When coupling thermal baths at different temperatures, negative differential thermal conductivity is typically attributed to nonlinear interactions in the connecting medium. In this work, we demonstrate that such an effect can arise purely from the nature of the thermal baths and their coupling with the medium. Specifically, we construct a bath composed of overdamped thermal particles, which is coupled to one end of a harmonic chain, while the other end is connected to a standard Langevin heat bath. By analyzing the steady-state heat current, we observe significant negative differential thermal conductivity. In particular, as the temperature difference between the two baths diverges, the steady-state heat current through the chain vanishes. The effect is thermokinetic: we compute the effective dissipative coefficient and we find that it scales inversely with the square of the temperature of the particle bath in the high-temperature limit, resulting in an asymptotic decoupling between the bath and the chain. Our results highlight that nonequilibrium transport properties can be strongly influenced by the structure of the environment and its coupling to the system, even in otherwise linear systems.

Figures (4)

• Figure 1: Schematic of the setup with the particle bath on the left, and the Langevin bath on the right. The membrane is modeled by a succession of springs with displacement $q_{1\ldots N}$.
• Figure 2: (a) Mean force exerted by the particle bath at fixed $q$ and temperature $T_L$, with $\varepsilon=10^{-3}$. (b) Plot of the effective friction experienced by a single oscillator in the embedded bath with the bath temperature. The points denote the $\gamma_\text{eff}$ extracted from the simulations using Eq. \ref{['eq:veldecay']}, while the dashed lines denote the prediction Eq. \ref{['eq:gammaGK']} for $m=1$, $k=1$, $N_b=40$, $\zeta=0.1$, $\lambda=1$, $p=2$, and $L=25$.

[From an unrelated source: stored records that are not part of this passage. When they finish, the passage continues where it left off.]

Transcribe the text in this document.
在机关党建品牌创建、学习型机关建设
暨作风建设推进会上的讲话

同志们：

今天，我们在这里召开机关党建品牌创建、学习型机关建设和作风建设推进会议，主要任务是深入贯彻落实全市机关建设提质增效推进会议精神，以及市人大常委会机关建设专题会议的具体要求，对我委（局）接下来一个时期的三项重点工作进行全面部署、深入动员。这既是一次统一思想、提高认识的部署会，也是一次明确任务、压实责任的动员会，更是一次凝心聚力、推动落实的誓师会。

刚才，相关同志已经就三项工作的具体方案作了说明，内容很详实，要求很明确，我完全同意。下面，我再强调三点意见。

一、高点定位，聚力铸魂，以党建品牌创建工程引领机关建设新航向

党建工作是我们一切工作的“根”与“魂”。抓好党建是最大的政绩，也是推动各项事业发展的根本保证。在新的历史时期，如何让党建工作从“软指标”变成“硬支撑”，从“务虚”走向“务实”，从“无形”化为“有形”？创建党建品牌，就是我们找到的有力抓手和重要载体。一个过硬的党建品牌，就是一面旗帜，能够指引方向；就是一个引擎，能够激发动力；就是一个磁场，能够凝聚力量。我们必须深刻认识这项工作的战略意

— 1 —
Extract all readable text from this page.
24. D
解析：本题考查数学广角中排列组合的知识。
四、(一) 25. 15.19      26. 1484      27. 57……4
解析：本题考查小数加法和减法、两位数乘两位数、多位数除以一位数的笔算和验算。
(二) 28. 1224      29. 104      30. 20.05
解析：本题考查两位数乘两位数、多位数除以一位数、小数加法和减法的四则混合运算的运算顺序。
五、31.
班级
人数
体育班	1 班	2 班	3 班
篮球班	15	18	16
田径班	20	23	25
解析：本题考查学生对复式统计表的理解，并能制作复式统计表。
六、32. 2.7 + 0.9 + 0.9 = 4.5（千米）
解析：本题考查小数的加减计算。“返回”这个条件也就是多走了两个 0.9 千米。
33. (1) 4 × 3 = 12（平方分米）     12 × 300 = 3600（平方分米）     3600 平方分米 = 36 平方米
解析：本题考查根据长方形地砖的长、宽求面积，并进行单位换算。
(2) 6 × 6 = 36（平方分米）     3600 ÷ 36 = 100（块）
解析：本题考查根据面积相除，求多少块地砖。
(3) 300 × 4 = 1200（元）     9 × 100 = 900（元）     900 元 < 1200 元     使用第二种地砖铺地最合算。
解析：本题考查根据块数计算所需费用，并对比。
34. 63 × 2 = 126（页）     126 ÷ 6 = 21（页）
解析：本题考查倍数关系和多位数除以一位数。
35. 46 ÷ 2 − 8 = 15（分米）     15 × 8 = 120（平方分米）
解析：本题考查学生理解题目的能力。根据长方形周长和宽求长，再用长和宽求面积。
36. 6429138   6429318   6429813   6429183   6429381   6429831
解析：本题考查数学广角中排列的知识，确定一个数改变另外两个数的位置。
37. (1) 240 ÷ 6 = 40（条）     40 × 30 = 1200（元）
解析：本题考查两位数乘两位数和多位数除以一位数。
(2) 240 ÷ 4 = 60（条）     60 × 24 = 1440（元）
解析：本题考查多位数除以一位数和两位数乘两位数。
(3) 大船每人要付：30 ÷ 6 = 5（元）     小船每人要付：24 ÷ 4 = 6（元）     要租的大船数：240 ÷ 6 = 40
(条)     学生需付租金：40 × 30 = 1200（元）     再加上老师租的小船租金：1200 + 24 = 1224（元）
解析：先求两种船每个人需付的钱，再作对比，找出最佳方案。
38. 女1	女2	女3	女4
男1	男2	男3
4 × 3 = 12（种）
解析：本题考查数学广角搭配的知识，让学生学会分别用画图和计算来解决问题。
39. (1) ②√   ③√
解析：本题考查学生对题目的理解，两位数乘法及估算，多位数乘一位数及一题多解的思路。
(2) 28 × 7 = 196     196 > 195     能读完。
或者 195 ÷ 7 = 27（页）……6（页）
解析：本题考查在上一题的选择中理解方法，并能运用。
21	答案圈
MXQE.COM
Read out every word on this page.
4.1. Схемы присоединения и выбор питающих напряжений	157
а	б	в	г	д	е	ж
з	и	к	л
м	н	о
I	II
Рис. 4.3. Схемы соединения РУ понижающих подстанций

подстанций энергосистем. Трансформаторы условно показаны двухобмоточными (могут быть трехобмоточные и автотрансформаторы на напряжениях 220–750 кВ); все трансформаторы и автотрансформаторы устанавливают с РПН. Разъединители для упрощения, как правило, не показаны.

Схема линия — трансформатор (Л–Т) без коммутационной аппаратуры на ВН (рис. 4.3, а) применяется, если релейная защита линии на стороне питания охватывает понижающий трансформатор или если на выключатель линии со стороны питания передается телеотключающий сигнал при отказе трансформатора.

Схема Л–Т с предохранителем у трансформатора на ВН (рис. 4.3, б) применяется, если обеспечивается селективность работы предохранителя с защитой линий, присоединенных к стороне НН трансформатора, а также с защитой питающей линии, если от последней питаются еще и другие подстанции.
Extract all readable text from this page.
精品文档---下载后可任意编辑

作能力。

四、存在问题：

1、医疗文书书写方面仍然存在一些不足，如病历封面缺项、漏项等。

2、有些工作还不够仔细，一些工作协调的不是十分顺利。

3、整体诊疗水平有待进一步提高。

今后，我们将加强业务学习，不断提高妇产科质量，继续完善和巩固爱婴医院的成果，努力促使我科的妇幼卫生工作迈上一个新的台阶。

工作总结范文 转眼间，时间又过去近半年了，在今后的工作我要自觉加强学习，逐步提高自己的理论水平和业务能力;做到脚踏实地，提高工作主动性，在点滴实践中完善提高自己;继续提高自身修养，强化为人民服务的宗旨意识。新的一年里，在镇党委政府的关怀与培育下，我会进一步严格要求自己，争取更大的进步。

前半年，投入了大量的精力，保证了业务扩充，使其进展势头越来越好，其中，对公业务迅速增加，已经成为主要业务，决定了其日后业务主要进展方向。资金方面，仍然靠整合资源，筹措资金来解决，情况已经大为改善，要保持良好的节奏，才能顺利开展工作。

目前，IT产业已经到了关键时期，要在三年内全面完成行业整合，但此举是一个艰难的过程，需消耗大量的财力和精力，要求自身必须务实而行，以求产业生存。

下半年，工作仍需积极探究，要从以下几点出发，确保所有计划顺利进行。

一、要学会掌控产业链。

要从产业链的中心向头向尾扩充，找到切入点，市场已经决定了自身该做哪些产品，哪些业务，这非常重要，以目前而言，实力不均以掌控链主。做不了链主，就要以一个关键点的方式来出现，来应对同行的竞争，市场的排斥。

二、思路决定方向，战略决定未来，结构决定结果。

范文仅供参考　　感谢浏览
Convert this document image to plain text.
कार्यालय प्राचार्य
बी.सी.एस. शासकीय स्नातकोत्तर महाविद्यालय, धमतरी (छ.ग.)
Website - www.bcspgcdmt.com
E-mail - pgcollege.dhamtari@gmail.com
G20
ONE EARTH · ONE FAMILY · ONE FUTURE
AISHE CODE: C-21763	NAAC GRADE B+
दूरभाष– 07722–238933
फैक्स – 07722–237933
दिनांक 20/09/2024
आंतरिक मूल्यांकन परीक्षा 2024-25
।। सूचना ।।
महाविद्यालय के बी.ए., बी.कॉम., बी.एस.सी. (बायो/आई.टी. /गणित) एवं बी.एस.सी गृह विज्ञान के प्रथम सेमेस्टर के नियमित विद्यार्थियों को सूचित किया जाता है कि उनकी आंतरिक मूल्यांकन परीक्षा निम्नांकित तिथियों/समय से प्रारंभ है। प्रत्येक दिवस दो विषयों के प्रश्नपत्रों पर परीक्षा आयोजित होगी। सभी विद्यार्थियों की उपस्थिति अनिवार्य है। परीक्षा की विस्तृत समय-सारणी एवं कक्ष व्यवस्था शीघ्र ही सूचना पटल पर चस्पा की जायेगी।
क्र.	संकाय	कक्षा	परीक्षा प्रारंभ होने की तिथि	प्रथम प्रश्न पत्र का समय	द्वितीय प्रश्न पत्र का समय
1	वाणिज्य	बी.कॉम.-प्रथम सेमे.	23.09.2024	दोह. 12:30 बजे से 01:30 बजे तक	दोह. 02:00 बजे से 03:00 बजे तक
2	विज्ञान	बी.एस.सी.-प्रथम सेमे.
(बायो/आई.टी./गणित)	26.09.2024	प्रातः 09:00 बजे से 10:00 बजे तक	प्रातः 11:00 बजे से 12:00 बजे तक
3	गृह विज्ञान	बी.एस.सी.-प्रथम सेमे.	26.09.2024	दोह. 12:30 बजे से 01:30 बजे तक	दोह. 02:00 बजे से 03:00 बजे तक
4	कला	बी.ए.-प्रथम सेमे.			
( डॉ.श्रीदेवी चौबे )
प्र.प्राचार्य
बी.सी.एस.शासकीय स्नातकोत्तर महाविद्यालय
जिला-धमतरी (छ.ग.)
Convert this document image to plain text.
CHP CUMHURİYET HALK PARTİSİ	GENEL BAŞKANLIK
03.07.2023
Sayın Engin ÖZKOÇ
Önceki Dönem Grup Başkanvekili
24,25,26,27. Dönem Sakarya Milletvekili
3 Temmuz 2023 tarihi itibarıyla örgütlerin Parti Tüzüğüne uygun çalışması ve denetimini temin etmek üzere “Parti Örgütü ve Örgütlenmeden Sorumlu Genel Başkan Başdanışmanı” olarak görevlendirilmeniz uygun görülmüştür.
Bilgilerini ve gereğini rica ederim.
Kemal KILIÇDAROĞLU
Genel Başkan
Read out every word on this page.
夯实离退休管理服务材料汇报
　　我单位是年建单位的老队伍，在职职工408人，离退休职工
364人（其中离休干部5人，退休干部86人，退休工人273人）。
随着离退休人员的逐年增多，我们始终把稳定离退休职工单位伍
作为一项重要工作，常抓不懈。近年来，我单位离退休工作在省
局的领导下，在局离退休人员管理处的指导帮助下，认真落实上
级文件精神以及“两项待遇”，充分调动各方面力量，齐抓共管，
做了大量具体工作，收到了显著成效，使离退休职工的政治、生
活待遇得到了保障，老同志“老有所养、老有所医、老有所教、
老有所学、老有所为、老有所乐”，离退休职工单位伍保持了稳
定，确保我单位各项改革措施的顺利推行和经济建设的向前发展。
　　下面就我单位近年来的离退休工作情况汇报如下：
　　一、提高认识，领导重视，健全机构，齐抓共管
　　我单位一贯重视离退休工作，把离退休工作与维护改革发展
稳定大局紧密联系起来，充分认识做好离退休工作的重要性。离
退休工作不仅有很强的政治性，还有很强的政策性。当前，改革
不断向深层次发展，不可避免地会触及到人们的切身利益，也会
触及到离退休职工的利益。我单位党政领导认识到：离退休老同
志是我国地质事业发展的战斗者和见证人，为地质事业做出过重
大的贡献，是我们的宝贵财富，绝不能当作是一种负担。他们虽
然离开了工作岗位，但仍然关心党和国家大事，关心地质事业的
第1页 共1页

• Figure 3: Simulation result for the mean current through the chain for several values of the friction coefficient of the bath particles $\zeta$. Lower friction implies better time-scale separation. (a) linear scale, with comparison to theoretical prediction (solid line). (b) log-log plot which displays $\langle J\rangle \propto T_L^{-1}$ behavior at high $T_L$.
• Figure 4: Simulation results of the mean current through the chain, now with $T_L\neq T_R$ to disentangle $T_{L}$ and $\Delta=\abs{T_{R}-T_{L}}$. (a) Mean current for the chain for various spring constants, and $T_R=10$. Nonmonotonic behavior is also observed when $T_L<T_R$, (b) Juxtaposition of the respective currents when $T_L$ and $T_R$ are kept constant. Varying $T_L$ produces nonlinear dependency of the current on the temperature; varying $T_R$ reproduces the typical linear behavior.